Posting our findings on the Internet has led to several valuable contacts. First cousin once removed Mr Bernard Jan Hemminga helped fill some blanks, and 11th cousin Mr Piet Hemminga provided the first outline of the Bocke line. Mr Lieko Helmus provided much detail on his branch of the Foppe line, as did another cousin Mr Henk Hemminga on his. Mr Albert Veldhius has provided assistance on the Haverkamp line.

The Internet also led to contact with 7th cousin Dr Michel Dalstra, and through him 5th cousin Mr Klaas J. Bekkema. Mr Bekkema has done a prodigious amount of research. He provided data on the father of Jasper Hilles Hemminga, and provided additional generations of ancestry and the links between three of the major Hemminga lines we had been researching. He is probably the most important single source of our data, and has been very helpful in checking data from other sources.

Finally, there is a dedicated group of transcribers in the Netherlands, people who voluntarily copy the contents of ancient town and church registers into a typed and indexed format that makes research enormously easier.
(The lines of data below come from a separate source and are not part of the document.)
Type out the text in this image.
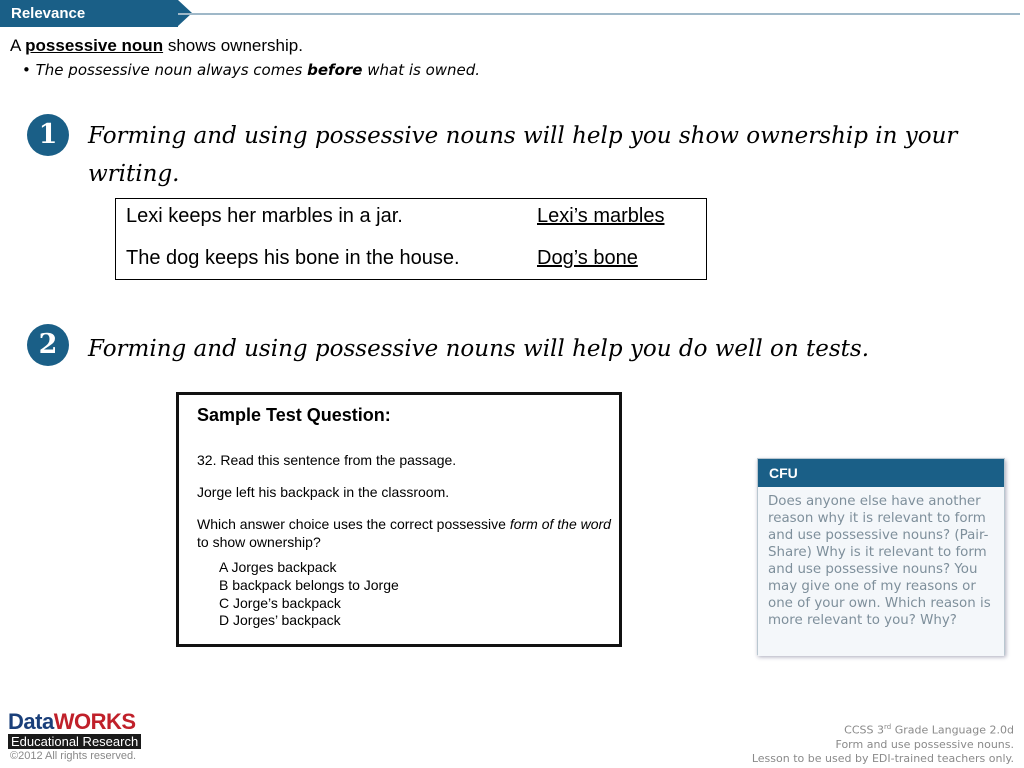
Relevance
A possessive noun shows ownership.
• The possessive noun always comes before what is owned.
1	Forming and using possessive nouns will help you show ownership in your writing.
Lexi keeps her marbles in a jar.	Lexi’s marbles
The dog keeps his bone in the house.	Dog’s bone
2	Forming and using possessive nouns will help you do well on tests.
Sample Test Question:
32. Read this sentence from the passage.
Jorge left his backpack in the classroom.
Which answer choice uses the correct possessive form of the word to show ownership?
A Jorges backpack
B backpack belongs to Jorge
C Jorge’s backpack
D Jorges’ backpack
CFU
Does anyone else have another reason why it is relevant to form and use possessive nouns? (Pair-Share) Why is it relevant to form and use possessive nouns? You may give one of my reasons or one of your own. Which reason is more relevant to you? Why?
DataWORKS
Educational Research
©2012 All rights reserved.
CCSS 3rd Grade Language 2.0d
Form and use possessive nouns.
Lesson to be used by EDI-trained teachers only.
In fact, without the work of these people much of what Deena and I managed to accomplish in the Netherlands would never have been been done. Most of those voluntary indexers' names are unknown to us, but two who have been of definite assistance are Mr Sjoerd C. Hemminga and Ms. Bouwe Bloemhof. Their transcription of Births in Opsterland, 1811 - 1892, has been invaluable. (These transcriptions are increasingly available on line.)
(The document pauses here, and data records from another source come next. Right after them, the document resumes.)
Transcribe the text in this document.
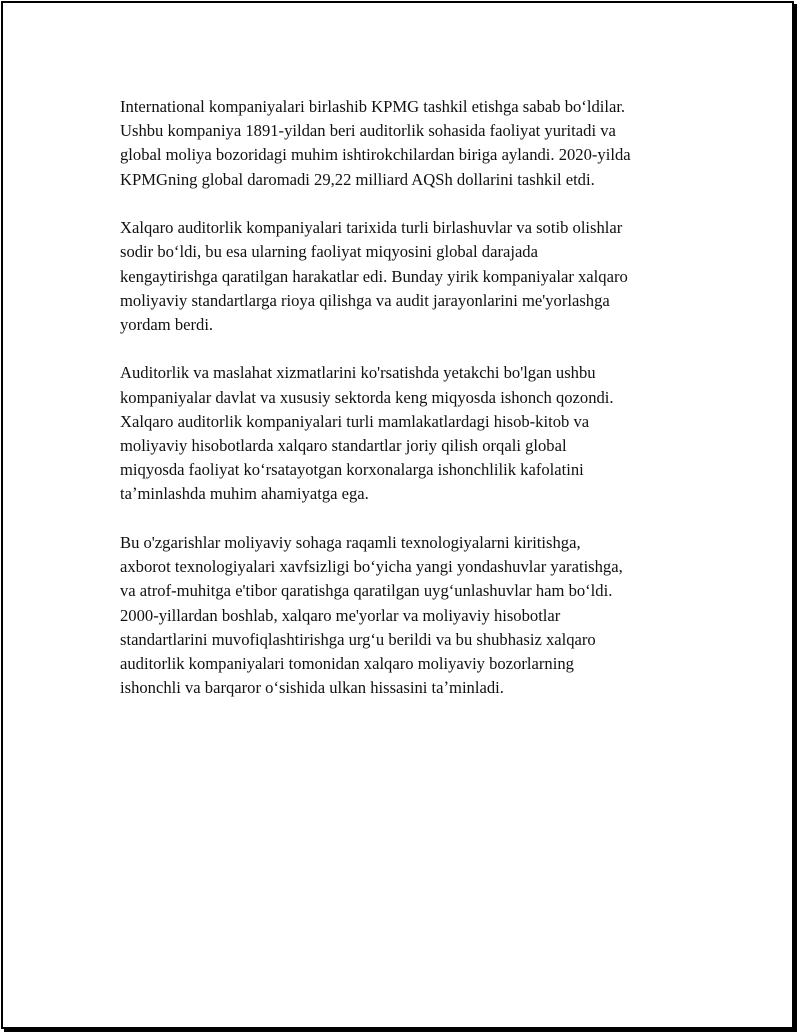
International kompaniyalari birlashib KPMG tashkil etishga sabab boʻldilar.
Ushbu kompaniya 1891-yildan beri auditorlik sohasida faoliyat yuritadi va
global moliya bozoridagi muhim ishtirokchilardan biriga aylandi. 2020-yilda
KPMGning global daromadi 29,22 milliard AQSh dollarini tashkil etdi.

Xalqaro auditorlik kompaniyalari tarixida turli birlashuvlar va sotib olishlar
sodir boʻldi, bu esa ularning faoliyat miqyosini global darajada
kengaytirishga qaratilgan harakatlar edi. Bunday yirik kompaniyalar xalqaro
moliyaviy standartlarga rioya qilishga va audit jarayonlarini me'yorlashga
yordam berdi.

Auditorlik va maslahat xizmatlarini ko'rsatishda yetakchi bo'lgan ushbu
kompaniyalar davlat va xususiy sektorda keng miqyosda ishonch qozondi.
Xalqaro auditorlik kompaniyalari turli mamlakatlardagi hisob-kitob va
moliyaviy hisobotlarda xalqaro standartlar joriy qilish orqali global
miqyosda faoliyat koʻrsatayotgan korxonalarga ishonchlilik kafolatini
taʼminlashda muhim ahamiyatga ega.

Bu o'zgarishlar moliyaviy sohaga raqamli texnologiyalarni kiritishga,
axborot texnologiyalari xavfsizligi boʻyicha yangi yondashuvlar yaratishga,
va atrof-muhitga e'tibor qaratishga qaratilgan uygʻunlashuvlar ham boʻldi.
2000-yillardan boshlab, xalqaro me'yorlar va moliyaviy hisobotlar
standartlarini muvofiqlashtirishga urgʻu berildi va bu shubhasiz xalqaro
auditorlik kompaniyalari tomonidan xalqaro moliyaviy bozorlarning
ishonchli va barqaror oʻsishida ulkan hissasini taʼminladi.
On a more institutional level, numerous publications of the Freonen fan de Argiven yn Fryslân and the Nederlandse Genealogische Vereniging have been of great use. On the Internet, the rapidly increasing materials posted by volunteers and archives are making armchair research ever easier - if not nearly as much fun as visiting the actual archives and meeting people.

On the generalities of genealogy and suggestions on where to look, Deena's friend Mrs. Pennie Johnson has been invaluable. Actually, Pennie was the person who teased Deena into the whole realm of genealogy. Bless you Pennie!